AHMEDABAD, India (AFP) - A state in western India said Friday (April 29) it will reserve 10 per cent of government jobs and university spots for people whose income falls below a certain threshold after deadly caste protests last year.
India sets aside a proportion of official positions and post-secondary places for its lower castes to try to counter historic discrimination, but that has caused deep resentment among other communities, who say it freezes them out.
At least 10 people were killed when thousands of Patidars, a relatively well-off caste of farmers and traders, took to the streets in the western state of Gujarat to demand they be included in those quotas.
They argue that they are struggling to compete with lower castes who are given preferential access to government jobs.

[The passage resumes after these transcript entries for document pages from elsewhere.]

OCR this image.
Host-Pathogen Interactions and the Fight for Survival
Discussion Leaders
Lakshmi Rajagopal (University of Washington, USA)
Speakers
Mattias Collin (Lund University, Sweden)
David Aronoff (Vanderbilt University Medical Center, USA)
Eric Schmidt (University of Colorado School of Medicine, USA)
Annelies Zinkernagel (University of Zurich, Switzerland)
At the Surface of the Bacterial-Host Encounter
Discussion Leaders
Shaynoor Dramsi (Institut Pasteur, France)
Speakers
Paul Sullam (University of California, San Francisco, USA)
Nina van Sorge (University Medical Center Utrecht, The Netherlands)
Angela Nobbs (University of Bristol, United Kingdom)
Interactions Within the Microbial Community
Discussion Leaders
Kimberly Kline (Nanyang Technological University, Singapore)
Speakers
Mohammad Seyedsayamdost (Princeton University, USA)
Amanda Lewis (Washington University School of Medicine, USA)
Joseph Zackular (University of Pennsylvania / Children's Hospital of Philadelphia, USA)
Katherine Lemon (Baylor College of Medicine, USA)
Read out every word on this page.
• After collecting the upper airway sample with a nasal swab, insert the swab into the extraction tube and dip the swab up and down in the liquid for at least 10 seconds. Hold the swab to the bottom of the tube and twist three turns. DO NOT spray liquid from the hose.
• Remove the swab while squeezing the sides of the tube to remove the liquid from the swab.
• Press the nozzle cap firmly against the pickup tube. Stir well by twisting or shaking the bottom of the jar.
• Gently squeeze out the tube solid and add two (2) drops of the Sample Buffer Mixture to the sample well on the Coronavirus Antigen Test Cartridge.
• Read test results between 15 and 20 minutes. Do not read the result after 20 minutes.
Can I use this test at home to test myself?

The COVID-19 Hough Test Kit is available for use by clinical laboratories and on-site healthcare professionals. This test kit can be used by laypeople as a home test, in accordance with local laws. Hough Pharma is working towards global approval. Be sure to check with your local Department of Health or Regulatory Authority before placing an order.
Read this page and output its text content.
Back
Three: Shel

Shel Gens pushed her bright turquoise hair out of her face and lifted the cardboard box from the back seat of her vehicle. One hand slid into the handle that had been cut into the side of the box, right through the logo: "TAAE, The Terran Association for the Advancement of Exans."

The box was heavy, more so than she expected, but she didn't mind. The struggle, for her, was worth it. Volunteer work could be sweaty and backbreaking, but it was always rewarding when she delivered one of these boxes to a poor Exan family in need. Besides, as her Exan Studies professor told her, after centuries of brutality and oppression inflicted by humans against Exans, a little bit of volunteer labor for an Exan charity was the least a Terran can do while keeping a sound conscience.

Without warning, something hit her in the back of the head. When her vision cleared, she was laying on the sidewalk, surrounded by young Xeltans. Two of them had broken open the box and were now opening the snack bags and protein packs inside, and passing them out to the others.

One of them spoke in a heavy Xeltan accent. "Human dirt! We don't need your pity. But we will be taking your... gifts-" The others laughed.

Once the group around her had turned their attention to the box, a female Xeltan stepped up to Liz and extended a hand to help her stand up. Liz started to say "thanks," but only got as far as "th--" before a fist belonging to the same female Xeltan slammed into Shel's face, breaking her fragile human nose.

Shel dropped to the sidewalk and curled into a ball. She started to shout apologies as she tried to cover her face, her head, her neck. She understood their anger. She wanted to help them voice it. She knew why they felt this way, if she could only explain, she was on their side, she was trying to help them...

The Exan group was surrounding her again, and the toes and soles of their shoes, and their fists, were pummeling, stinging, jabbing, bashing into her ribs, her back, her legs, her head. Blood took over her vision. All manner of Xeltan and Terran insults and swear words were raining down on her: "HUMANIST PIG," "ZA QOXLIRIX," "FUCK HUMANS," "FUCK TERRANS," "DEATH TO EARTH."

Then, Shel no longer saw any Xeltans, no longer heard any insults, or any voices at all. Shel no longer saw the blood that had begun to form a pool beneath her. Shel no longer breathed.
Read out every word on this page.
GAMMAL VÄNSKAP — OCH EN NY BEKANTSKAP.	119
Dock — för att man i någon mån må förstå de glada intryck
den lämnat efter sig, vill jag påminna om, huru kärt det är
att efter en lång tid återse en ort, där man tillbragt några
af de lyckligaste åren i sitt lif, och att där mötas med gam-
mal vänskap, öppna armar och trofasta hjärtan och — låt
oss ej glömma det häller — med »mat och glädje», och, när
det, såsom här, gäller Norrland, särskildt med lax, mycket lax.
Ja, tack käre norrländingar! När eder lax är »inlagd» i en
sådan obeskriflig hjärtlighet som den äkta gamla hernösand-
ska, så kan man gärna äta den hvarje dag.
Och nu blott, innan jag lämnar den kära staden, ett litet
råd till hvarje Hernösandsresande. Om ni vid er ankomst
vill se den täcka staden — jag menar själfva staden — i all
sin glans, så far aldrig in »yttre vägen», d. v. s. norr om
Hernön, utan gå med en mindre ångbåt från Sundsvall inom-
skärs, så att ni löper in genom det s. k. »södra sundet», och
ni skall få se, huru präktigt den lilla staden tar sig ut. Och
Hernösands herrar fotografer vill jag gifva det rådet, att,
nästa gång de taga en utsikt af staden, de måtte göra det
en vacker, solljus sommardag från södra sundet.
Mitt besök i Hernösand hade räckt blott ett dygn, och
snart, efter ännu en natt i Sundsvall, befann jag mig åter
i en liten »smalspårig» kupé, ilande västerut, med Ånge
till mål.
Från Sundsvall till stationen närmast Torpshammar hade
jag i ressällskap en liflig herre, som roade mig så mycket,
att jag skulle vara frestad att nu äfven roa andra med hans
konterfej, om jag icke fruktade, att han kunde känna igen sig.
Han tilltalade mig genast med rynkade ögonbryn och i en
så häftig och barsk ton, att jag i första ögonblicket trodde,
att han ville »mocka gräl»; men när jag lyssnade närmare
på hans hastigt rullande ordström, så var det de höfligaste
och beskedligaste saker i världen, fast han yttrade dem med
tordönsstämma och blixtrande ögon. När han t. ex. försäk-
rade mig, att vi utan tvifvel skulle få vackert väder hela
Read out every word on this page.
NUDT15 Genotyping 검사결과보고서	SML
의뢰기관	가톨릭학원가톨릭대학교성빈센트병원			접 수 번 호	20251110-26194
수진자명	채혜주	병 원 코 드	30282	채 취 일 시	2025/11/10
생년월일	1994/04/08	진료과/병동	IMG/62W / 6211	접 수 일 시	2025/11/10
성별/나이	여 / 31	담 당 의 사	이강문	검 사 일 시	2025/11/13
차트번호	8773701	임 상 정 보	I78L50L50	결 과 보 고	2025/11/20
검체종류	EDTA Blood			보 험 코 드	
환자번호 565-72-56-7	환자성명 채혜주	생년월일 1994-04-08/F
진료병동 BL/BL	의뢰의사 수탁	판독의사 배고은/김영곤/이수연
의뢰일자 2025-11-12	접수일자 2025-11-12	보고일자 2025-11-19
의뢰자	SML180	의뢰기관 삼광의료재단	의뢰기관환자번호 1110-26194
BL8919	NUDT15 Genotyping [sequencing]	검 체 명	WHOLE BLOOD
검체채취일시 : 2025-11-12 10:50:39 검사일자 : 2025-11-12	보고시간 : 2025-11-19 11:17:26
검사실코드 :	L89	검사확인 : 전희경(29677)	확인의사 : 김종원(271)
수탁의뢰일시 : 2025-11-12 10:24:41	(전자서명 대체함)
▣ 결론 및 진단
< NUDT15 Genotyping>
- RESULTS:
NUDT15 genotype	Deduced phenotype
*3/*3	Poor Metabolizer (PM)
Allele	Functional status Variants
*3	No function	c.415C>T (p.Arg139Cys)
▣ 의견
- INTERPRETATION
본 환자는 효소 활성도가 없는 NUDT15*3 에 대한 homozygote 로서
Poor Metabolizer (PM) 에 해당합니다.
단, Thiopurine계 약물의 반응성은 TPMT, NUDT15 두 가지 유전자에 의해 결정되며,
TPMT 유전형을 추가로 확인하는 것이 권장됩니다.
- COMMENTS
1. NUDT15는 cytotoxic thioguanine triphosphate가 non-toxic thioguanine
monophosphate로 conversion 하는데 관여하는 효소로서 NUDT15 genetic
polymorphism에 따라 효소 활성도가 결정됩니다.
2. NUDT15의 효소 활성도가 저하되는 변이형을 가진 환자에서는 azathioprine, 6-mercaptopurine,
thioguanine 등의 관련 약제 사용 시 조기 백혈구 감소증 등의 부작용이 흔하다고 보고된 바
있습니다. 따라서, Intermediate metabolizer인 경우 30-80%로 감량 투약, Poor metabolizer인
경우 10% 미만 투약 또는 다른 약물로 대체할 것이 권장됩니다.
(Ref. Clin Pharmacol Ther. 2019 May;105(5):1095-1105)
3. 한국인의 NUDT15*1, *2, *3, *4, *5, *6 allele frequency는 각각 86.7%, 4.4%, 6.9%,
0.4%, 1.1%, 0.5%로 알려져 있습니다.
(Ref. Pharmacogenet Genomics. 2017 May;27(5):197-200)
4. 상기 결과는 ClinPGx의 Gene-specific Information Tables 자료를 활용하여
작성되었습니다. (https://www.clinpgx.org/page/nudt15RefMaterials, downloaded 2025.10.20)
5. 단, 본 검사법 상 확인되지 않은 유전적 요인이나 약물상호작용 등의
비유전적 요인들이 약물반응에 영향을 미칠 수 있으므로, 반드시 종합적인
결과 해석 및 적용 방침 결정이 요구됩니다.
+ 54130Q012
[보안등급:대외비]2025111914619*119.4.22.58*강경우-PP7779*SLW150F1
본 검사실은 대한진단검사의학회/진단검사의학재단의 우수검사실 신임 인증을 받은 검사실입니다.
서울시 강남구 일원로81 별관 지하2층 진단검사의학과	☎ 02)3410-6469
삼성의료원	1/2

Chief minister of Gujarat state Anandiben Patel said Friday a new quota system would be set up to cover those with a household income lower than 600,000 rupees (S$12,153) a year, regardless of their caste.
"People from general category having annual income limit of Rs 6 lakh (600,000) will get 10% EBC reservation in education institutions & government jobs," tweeted Patel, referring to the category of Economically Backward Class.
However the Patidars, who waged fresh protests in Gujarat earlier this month, say they should be included in the Other Backward Castes (OBC) category, whose members have their own, more generous quotas.
Community leader Lalit Vasoya accused the Gujarat government of a "political move" to end the divisive protests ahead of elections for the state assembly next year.
"Our demand for inclusion under OBC will remain as it is. We do not accept this decision of the government," Vasoya said.
Gujarat, the birthplace of Indian Prime Minister Narendra Modi, is one of India's most prosperous states, but still suffers from high levels of youth unemployment in its rural areas.
Modi's Bharatiya Janata Party rules in Gujarat, but has performed poorly in a number of recent elections in other states.
Similar caste protests have been held elsewhere in India.
Earlier this year around a dozen people were killed in the northern state of Haryana when members of the Jat caste waged violent protests to demand similar quotas.
Thousands of troops had to be deployed before the violence could be brought under control.